La Cour de justice d’Afrique de l’Est (EACJ) a rejeté, ce mercredi 26 novembre, un recours déposé par quatre organisations de la société civile africaine contre le gigantesque projet d’oléoduc EACOP (East African Crude Oil Pipeline), qui relie l’Ouganda à la Tanzanie. Après près de cinq ans de bataille judiciaire, la Cour a rendu sa décision.
Elle a statué pour des raisons de procédure, sans examiner le fond des accusations environnementales et sociales.
Recours rejeté pour dépassement de délai
Le recours avait été déposé par des ONG ougandaises et tanzaniennes. Il dénonçait la violation de traités internationaux ainsi que des procédures illégales dans l’accord de construction du plus grand oléoduc chauffé au monde. Cependant, l’EACJ a confirmé une décision antérieure. Elle a rejeté la plainte au motif qu’elle avait été déposée hors du délai de 60 jours après la signature des accords gouvernementaux.
La Cour a rappelé un principe strict : « Ce tribunal ne peut exercer sa juridiction sur un litige, aussi manifeste ou flagrante que soit la violation, si l’affaire est prescrite », a-t-elle justifié. Cette décision constitue une grande déception pour les plaignants. Dale Onyango, l’un des avocats a exprimé sa frustration en expliquant que la Cour n’avait pas examiné le cœur de leurs arguments. Selon lui, le fond du dossier est resté totalement de côté et les questions environnementales et sociales n’ont pas été examinées.
L’EACOP, un projet à 10 milliards de dollars sous haute tension
L’oléoduc EACOP s’étend sur 1 443 kilomètres. Il représente un investissement majeur estimé à dix milliards de dollars. Le projet est porté par TotalEnergies, la compagnie chinoise CNOOC et les États ougandais et tanzanien.

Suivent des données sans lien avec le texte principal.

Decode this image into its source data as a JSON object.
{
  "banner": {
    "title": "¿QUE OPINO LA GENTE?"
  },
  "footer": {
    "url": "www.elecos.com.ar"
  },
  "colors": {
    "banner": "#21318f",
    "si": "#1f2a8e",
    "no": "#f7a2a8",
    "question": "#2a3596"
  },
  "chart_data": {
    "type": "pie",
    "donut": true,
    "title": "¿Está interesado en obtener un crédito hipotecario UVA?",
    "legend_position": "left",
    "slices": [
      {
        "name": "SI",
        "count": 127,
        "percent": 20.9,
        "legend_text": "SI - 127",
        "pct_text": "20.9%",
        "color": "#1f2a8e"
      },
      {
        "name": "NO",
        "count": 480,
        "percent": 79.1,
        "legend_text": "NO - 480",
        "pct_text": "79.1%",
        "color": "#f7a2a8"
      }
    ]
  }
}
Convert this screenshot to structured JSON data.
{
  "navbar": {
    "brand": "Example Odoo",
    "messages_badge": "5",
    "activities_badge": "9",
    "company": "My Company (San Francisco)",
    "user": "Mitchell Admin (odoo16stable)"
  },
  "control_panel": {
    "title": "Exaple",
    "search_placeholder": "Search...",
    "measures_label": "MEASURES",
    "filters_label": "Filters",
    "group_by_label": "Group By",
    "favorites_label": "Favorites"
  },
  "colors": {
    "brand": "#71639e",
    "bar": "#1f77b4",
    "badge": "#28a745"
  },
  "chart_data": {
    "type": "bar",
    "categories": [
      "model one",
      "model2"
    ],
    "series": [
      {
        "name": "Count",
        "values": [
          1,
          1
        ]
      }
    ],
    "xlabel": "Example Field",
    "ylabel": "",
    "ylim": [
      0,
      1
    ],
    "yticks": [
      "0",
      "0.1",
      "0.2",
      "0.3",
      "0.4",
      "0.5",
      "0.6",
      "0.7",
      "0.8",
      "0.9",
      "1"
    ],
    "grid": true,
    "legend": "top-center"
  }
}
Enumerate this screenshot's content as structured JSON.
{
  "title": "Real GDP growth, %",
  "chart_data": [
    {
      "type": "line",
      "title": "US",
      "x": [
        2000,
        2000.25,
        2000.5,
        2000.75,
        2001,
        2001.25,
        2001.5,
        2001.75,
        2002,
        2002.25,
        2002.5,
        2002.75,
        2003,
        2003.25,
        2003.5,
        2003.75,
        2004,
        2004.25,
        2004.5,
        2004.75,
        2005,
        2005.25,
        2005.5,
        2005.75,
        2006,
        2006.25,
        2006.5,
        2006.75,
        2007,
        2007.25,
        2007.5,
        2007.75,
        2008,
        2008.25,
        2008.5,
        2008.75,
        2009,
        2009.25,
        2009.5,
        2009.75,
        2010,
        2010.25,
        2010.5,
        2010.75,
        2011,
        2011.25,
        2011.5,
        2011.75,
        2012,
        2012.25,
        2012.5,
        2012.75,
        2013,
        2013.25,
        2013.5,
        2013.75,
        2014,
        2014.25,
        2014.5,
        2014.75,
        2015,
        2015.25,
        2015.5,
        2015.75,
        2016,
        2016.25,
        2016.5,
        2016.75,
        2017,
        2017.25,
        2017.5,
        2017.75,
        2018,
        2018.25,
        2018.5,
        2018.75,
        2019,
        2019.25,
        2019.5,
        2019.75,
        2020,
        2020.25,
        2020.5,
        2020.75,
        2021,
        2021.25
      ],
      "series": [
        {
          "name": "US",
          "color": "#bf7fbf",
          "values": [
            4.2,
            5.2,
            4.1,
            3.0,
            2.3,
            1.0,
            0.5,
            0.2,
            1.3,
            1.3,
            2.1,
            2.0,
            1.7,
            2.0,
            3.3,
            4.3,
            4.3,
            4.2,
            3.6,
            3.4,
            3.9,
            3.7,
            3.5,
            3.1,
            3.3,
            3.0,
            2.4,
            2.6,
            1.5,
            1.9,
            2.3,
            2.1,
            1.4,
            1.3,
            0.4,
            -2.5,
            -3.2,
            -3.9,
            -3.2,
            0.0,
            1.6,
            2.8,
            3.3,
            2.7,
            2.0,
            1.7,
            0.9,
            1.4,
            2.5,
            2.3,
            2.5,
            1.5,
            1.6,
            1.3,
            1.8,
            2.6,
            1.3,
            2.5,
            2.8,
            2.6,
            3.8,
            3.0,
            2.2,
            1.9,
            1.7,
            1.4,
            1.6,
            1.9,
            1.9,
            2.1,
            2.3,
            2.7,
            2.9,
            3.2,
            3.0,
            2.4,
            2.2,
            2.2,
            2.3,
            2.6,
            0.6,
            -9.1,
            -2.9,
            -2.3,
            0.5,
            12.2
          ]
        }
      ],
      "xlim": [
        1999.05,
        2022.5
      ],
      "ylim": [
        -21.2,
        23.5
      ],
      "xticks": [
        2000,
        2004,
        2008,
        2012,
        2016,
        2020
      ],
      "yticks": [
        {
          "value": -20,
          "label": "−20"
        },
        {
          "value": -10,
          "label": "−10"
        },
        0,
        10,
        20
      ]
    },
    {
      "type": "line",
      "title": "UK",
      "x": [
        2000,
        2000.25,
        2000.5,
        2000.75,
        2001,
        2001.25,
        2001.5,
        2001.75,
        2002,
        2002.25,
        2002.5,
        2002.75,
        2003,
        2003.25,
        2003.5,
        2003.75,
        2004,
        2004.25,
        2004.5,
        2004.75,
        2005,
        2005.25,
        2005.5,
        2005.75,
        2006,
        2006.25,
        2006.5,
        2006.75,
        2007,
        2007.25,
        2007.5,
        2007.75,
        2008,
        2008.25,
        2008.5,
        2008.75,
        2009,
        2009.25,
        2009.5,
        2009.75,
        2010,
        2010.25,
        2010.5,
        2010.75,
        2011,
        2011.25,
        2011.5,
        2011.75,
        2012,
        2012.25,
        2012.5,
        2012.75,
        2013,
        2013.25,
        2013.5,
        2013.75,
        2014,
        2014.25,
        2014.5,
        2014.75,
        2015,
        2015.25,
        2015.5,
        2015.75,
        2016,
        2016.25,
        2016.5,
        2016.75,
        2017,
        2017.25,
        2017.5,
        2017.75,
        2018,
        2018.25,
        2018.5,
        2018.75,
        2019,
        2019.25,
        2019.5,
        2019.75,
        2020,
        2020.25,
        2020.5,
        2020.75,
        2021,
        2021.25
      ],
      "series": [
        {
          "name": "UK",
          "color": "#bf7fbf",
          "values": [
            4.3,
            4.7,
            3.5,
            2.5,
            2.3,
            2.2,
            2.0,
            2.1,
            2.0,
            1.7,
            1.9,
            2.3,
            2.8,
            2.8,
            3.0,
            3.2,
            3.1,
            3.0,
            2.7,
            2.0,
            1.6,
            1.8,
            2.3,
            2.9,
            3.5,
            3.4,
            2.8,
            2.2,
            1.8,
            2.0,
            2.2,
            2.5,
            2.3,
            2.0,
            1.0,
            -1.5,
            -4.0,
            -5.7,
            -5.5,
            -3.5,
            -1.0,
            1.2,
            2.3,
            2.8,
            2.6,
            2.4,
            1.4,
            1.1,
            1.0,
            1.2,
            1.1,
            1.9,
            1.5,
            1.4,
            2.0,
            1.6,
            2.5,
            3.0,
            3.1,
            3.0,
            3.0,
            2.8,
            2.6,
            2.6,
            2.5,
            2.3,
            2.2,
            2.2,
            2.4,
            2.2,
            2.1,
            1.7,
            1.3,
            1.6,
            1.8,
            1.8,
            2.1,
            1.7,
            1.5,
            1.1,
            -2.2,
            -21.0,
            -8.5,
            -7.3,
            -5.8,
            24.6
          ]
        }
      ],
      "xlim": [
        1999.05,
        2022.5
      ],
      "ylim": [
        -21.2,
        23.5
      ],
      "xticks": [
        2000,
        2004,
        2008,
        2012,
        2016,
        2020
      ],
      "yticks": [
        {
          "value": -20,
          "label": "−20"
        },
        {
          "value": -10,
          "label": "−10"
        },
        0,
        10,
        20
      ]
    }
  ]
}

Depuis son lancement, il fait l’objet de vives critiques. De nombreux groupes de défense des droits humains et de l’environnement le qualifient de « bombe carbonique ». Selon eux, plus de 100 000 personnes seraient affectées. Certaines auraient perdu leurs terres sans compensation adéquate. D’autres affirment avoir été contraintes de signer des documents qu’elles ne comprenaient pas.
L’agriculteur ougandais Yiga Cosmas est l’un d’entre eux. Il dit être « déprimé » après la perte de plus de deux hectares de terres et de cultures précieuses. La compensation qu’il a reçue est, selon lui, « sous-évaluée ». TotalEnergies réfute ces accusations. L’entreprise assure que 99,2 % des quelque 18 500 foyers impactés ont été compensés.
La bataille juridique n’est pas terminée
Malgré cette défaite, les opposants au projet restent mobilisés. Des organisations congolaises ont annoncé avoir déposé une nouvelle plainte devant la Cour de justice d’Afrique de l’Est. Cette fois, elles visent la RDC, l’Ouganda et le Secrétaire général de l’EAC. Leur objectif est de porter la voix des pêcheurs des lacs Albert et Edward.
Ces plaintes évoquent la disparition de certaines espèces de poissons. Elles dénoncent également un changement de couleur de l’eau. Selon les organisations, ces phénomènes seraient liés aux activités pétrolières menées en Ouganda, sans consultation des communautés congolaises.
Pendant ce temps, les autorités ougandaises maintiennent leur calendrier. Les premières productions commerciales de pétrole du lac Albert sont attendues pour le milieu de l’année prochaine.